The Lone Tree forum came on the heels of a Sept. 26 student-led forum at Highlands Ranch High School.

The following are some of the issues discussed.

Suicide prevention

When asked about the need for suicide prevention in schools, Elevate Douglas County, made up of Nelson, Debora Scheffel, Randy Mills and Ryan Abresch, and their opponents, Schor, Anthony Graziano, Krista Holtzmann and Kevin Leung, acknowledged that the topic was of great importance.

Schor referred to a recent student survey, in which students identified the need for additional support in schools through therapists and counselors.

"What kinds of support can we put in schools where kids feel like they have somebody to talk to," Schor asked. "I would advocate that we listen to our students and put more support in our schools."

The district needs to support the mental health professionals and programs in place, Scheffel said, so they can support their students.

"We too as adults need to model the type of respect for each other that kids need to have between themselves," Scheffel said.

Candidates disagreed on some sides of the issue. Nelson, whose two daughters have the same counselor at Rock Canyon High School, called the district's counseling "great." Whereas Holtzmann sees a need for more counseling services in secondary schools that have been impacted by budget decreases.

Special needs

Candidates were asked what they would do to ensure special-needs students are not left out of charter school opportunities and if they believe special-needs students are served well.

Some candidates pointed to the case of Endrew F. versus Douglas County School District, in which an autistic student's parents say he wasn't he wasn't provided with the level of public education required by federal law and sought reimbursement for the child's tuition and related expenses at a private school. The U.S. Supreme Court ruled in favor of the family.

"The Endrew F. case is an example of where public dollars are going to a private school in his interest," Mills said.

Holtzmann met with more than 40 parents of students with special needs and teachers of special needs students over the past couple of months, she said. She called the topic a "big concern."

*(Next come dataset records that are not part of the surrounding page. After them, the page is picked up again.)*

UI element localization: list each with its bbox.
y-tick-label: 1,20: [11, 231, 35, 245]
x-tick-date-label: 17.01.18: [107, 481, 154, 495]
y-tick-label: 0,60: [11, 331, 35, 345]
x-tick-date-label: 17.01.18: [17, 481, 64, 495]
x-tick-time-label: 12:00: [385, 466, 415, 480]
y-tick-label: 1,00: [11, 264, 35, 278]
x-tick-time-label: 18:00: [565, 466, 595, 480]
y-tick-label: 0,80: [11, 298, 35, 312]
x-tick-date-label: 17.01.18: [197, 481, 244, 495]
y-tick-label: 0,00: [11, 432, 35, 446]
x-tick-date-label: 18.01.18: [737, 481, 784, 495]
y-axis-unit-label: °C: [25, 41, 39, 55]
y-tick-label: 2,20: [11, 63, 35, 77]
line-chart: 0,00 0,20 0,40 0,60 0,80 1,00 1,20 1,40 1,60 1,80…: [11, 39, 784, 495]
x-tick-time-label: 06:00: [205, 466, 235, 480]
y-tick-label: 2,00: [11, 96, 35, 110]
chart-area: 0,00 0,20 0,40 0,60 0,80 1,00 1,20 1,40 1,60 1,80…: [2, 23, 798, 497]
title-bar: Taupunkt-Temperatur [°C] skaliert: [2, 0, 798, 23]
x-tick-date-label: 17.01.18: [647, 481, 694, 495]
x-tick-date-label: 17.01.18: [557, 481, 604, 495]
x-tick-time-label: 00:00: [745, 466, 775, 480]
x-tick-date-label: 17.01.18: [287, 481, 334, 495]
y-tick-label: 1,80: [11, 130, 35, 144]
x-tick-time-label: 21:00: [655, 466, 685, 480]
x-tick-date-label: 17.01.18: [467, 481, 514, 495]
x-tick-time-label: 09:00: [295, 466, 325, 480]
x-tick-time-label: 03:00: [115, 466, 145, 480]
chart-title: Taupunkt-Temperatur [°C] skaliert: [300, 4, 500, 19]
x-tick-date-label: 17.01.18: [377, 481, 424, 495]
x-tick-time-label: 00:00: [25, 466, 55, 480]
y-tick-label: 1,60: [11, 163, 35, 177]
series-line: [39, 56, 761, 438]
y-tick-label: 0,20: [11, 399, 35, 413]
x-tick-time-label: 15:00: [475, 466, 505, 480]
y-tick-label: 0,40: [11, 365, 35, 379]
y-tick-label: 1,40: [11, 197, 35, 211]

"The school doesn't say they can't come there, but they will tell them that they don't have resources to serve them," she said. "... I think that there are quality teachers and staff working in many of our public schools - charter, neighborhood, magnet - but I think we need to have more access for our special needs students."

A former special education teacher, Scheffel has met with hundreds of parents of special needs students throughout her career, she said. Resources need to be available to fulfill quality education for special needs students, she said.

"If in Douglas County traditional public schools or charter schools are cherry picking students," she said, "that's not legal and the current board needs to look into it deeply and analyze the situation."

Building trust

How do candidates plan to build trust in their community? That was one audience member's question.

Candidates' answers zeroed in on communication, action and accountability.

"Trust starts where your actions match your words," said Mills, adding that trust requires stability and involvement with the community at large.

Graziano highlighted the importance of working with the community and making decisions that "drive action" on issues including vouchers, a mill levy and teacher turnover.

"... versus continuing to deliberate and over evaluate things that have caused instability over the last eight years," he said.

Trust is making sure the public sees that the board is spending tax dollars wisely, Abresch said. He referred to his experience as an attorney, working with opposing counsels.

"You need to make sure you are listening to the other side, even when you don't want to listen to them," Abresch said, "and you need to make sure that you're both working collaboratively to come up with creative solutions to difficult problems."

For Leung, it is paramount that the board listens to the recommendations of staff and advisory committees - such as fiscal and long range planning, which study schools and capacity needs.

"If you don't trust them," Leung said, "how do you expect them to trust you as a school board member."